Prenatal development is a complex and highly coordinated process that begins at conception. Within the first 24–36 hours, a fertilized human egg starts to divide into two cells, then four, eight, sixteen, and so on. These early cells – which are known as blastomeres – are often assumed to be identical. By the fifth or sixth day, however, the embryo has formed a rapidly dividing, differentiated structure known as a blastocyst.

At this stage, it is thought that cells begin to specialize into the inner cell mass, which will develop into the embryo, and the trophectoderm, the outer layer that gives rise to the placenta and supporting tissues (Chen et al., 2018). But how does a single fertilized mammalian egg transition into a structured embryo with distinct lineages, without relying on the well-defined chemical gradients that guide development in frogs or worms?

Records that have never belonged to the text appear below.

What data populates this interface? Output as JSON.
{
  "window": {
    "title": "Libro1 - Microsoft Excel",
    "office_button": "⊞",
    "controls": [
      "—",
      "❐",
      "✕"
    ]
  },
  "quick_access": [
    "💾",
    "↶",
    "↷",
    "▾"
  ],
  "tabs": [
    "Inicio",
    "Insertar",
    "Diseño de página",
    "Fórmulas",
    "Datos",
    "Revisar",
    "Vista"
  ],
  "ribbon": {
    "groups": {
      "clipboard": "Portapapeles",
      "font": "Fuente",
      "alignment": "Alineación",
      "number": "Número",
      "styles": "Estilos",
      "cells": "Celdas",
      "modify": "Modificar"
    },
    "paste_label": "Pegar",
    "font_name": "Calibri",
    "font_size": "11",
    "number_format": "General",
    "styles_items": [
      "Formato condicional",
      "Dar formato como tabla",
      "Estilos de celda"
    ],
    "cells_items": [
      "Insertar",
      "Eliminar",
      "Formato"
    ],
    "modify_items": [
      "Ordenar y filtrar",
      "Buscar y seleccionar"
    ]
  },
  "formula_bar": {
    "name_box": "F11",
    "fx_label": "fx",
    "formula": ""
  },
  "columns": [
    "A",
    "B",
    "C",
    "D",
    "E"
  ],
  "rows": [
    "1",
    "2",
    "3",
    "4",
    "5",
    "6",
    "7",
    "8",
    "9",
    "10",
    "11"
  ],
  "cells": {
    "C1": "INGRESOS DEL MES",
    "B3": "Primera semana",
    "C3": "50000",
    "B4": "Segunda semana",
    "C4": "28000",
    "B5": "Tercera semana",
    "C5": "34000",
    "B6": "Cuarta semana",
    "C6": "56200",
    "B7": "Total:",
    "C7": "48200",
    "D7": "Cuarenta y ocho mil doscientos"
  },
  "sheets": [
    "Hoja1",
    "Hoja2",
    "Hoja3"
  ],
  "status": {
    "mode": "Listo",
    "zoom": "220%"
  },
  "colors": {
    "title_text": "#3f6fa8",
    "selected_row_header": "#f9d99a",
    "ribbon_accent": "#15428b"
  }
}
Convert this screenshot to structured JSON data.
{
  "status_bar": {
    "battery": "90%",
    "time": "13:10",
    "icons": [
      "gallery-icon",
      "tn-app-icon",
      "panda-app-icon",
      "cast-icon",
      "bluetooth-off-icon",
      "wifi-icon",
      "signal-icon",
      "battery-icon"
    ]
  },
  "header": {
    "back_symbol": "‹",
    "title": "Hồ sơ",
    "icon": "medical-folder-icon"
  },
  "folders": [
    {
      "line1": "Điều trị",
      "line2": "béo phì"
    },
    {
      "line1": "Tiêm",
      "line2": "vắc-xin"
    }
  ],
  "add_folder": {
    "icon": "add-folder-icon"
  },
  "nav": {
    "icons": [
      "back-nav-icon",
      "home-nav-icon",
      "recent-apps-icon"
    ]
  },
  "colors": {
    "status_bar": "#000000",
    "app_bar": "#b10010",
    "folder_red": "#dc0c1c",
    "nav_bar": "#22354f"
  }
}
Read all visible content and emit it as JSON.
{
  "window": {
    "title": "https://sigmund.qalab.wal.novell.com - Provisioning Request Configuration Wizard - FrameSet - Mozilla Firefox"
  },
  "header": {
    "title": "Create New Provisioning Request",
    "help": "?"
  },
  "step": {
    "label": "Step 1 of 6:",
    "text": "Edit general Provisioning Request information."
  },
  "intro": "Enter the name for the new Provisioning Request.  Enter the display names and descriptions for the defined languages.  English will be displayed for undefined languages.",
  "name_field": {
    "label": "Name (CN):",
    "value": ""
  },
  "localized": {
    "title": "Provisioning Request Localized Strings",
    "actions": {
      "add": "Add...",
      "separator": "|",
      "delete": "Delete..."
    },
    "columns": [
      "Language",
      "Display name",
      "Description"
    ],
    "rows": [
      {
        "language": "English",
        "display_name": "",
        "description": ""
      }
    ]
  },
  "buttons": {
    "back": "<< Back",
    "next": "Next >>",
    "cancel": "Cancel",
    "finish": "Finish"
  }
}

For decades, the prevailing view from mouse studies was that cell fate is not determined until late in the eight-cell stage, when each cell establishes a ‘cap’ of polarity proteins that defines its orientation. When the embryo next divides, the cells that retain this cap remain on the surface of the embryo and go on to form the future trophectoderm, whereas the cells without this cap become the inner cell mass. This model assumes that all cells are identical up until polarity emerges, and that symmetry is broken after the eight-cell stage. But are earlier cells truly identical?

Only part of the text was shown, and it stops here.